In the Sultan’s Salon
The book "In the Sultan’s Salon: Learning, Religion, and Rulership at the Mamluk Court of Qāniṣawh al-Ghawrī (r. 1501–1516)" presents the first study of an Islamic court of Egypt as a centre of scholarship, religion, and politics.
Hovedinnhold
This book presents the first study of an Islamic court of Egypt as a centre of scholarship, religion, and politics. Its author Christian Mauder is associate professor in the study of religions at AHKR.
Based mainly on previously and in part unknown Arabic sources, this book, published with Brill, constitutes the first detailed study of the court culture of the Mamluk Sultanate (1250–1517), one of the most important polities in Islamic history. In the Sultan’s Salon develops the first reasoned theoretical conceptualization in Islamic and Middle Eastern studies of the term “court” that can be fruitfully applied to premodern Islamic societies, thereby facilitating comparative and interdisciplinary studies. It uses this conceptualization to analyse the reign of Sultan Qāniṣawh al-Ghawrī (r. 1501–1516) and argues that late Mamluk court culture reached a level of richness and sophistication irreconcilable with the notion repeatedly forwarded in recent scholarly literature that Islamic courts of the late middle period no longer functioned as prime centres of cultural production. This notion of the assumed cultural irrelevance of courts is exposed as one of the last unchallenged buildings blocks of the so-called decline narrative, according to which the Islamic world experienced a general and irreversible political, cultural, and economic decay during the middle period.

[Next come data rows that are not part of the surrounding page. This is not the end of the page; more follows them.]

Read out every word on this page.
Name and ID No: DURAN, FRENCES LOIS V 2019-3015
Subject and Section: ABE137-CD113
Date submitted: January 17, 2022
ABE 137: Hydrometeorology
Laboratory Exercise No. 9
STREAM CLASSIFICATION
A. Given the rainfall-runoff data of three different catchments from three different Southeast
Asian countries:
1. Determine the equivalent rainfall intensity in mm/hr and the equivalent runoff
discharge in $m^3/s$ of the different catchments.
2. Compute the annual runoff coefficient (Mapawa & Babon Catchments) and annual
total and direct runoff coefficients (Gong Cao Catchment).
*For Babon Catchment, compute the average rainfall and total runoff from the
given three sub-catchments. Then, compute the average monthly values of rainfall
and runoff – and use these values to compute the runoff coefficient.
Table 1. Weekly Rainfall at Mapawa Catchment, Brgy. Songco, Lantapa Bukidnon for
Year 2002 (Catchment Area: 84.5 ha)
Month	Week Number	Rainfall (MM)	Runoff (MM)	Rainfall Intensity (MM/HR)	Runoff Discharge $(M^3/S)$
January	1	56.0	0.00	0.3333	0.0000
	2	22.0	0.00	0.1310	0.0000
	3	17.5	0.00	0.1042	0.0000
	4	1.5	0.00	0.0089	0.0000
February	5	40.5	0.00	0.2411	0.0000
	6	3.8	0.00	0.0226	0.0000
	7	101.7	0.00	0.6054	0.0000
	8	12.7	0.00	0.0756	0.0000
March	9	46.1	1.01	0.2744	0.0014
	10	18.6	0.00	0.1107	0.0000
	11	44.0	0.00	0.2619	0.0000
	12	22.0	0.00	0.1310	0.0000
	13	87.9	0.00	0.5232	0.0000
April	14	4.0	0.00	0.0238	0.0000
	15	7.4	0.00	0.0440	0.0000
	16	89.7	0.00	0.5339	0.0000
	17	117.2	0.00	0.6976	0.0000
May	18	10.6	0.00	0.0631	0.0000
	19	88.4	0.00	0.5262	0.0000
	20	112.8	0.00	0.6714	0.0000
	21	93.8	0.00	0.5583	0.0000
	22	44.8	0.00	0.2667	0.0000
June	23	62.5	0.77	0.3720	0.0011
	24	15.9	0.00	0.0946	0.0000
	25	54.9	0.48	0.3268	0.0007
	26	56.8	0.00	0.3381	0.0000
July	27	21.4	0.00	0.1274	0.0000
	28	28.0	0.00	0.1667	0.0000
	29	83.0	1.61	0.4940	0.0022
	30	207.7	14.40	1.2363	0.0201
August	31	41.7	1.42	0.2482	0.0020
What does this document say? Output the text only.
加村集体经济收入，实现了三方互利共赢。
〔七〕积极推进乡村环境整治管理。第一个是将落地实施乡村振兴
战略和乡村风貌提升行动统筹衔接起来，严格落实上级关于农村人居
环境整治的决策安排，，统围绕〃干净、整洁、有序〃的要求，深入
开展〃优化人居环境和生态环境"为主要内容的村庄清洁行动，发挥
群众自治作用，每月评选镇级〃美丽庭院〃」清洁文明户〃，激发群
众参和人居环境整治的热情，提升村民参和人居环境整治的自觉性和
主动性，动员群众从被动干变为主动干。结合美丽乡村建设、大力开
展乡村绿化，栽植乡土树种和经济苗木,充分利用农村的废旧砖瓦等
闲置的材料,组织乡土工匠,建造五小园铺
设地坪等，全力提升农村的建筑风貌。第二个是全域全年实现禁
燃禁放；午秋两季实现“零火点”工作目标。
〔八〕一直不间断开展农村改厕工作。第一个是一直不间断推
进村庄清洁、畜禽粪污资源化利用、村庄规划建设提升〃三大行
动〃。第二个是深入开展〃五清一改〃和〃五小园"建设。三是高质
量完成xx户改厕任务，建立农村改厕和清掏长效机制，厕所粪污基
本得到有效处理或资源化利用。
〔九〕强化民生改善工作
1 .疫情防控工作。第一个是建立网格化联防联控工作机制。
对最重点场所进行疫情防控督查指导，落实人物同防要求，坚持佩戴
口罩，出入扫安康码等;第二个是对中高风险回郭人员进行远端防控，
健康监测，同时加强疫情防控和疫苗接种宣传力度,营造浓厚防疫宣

In contrast to this narrative, In the Sultan’s Salon presents a new model for understanding Islamic courts of the late middle period as transregionally interconnected centres of intellectual exchange, theological debate, and performance of rule that triggered novel developments in Islamic material, scholarly, religious, and political culture. Based on award-winning research, the book combines perspectives from intellectual, religious, and political history to highlight the innovative, vibrant, and transregional character of Mamluk court life and thereby presents a new understanding of the role of Islamic courts at the turn of the late middle to the early modern period.